Insect Dreams: The Half Life of Gregor Samsa
- First edition
- Author: Marc Estrin
- Language: English
- Publisher: Blue Hen
- Publication place: United States
- Media type: Print (binding)
- ISBN: 0-425-18860-4
- OCLC: 51988712

= Insect Dreams: The Half Life of Gregor Samsa =

2002 book by Marc Estrin

Insect Dreams: The Half Life of Gregor Samsa is a sequel to Franz Kafka's 1915 short-story The Metamorphosis, written in 2002 by Marc Estrin.

==Plot introduction==
Gregor Samsa, the protagonist of The Metamorphosis, is revealed to have survived his apparent death at the end of the original story and goes on to have additional travels and experiences in the early-twentieth century.

==Plot summary==

Rather than being thrown away like trash, Gregor Samsa was secretly sold to a Viennese sideshow by the Samsas' chambermaid. He then met various figures like Wittgenstein, Spengler and Albert Einstein and witnessed American Prohibition, the Scopes trial, was involved in Alice Paul's feminist movement, encountered the Ku Klux Klan, and conferred with U.S. President Franklin D. Roosevelt, and Robert Oppenheimer.

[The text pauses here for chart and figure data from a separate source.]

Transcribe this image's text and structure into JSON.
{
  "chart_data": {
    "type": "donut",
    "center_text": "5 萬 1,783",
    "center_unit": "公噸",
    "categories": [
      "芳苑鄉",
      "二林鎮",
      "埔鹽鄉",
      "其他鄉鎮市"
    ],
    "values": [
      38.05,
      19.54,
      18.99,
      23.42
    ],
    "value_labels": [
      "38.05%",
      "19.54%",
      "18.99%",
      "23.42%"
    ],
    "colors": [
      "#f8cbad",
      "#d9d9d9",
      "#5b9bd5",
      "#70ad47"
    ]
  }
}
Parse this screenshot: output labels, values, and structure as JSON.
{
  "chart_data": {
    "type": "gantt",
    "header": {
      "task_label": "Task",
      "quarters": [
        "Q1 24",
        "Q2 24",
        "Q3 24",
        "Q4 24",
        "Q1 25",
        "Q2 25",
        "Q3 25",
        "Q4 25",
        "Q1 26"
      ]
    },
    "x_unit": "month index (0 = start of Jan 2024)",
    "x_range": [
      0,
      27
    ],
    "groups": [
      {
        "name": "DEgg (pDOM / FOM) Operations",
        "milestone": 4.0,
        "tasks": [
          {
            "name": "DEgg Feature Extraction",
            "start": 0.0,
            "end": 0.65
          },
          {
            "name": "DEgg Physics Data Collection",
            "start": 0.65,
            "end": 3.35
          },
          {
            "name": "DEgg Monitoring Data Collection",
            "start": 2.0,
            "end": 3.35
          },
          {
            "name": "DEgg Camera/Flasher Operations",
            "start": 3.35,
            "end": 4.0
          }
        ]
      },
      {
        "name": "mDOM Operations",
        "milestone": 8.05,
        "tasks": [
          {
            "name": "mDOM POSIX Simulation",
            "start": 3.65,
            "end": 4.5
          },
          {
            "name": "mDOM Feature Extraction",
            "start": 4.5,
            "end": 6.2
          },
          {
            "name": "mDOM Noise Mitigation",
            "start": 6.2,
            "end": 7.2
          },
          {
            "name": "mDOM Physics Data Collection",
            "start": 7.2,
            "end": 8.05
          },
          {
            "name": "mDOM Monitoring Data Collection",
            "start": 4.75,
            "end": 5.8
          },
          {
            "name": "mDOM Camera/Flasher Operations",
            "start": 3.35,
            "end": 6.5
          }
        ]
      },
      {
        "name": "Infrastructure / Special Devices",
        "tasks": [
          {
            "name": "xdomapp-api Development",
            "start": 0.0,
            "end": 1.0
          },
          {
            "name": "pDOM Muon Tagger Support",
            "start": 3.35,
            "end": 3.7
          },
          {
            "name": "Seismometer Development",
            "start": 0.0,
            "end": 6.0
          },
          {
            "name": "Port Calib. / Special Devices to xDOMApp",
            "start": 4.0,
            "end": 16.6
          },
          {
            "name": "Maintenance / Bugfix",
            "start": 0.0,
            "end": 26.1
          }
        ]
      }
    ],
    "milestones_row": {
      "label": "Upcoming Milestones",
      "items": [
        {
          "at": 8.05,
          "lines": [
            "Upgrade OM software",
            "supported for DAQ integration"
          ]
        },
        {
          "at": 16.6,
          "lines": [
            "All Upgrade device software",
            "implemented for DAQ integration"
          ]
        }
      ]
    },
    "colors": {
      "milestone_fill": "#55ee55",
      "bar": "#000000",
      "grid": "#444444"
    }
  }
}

==Allusions and references to actual history, geography and current science==

The novel made allusions to post-World War I Vienna through the Manhattan Project in Los Alamos, New Mexico.

==Critical reception==
Mark Luce wrote that "Insect Dreams has flat moments, but Estrin gains confidence and lyricism as the novel progresses, especially in the Los Alamos section. He has written a wrenching, funny, learned and, at time, poetic novel about the curse of humanity." Melissa Mackenzie said "Insect Dreams is never dull. Fast-paced, clever, witty, this is literary entertainment of high order. With its many layers of philosophical possibilities, and its serious ethical questions, this is a novel that promises to be around for a long time."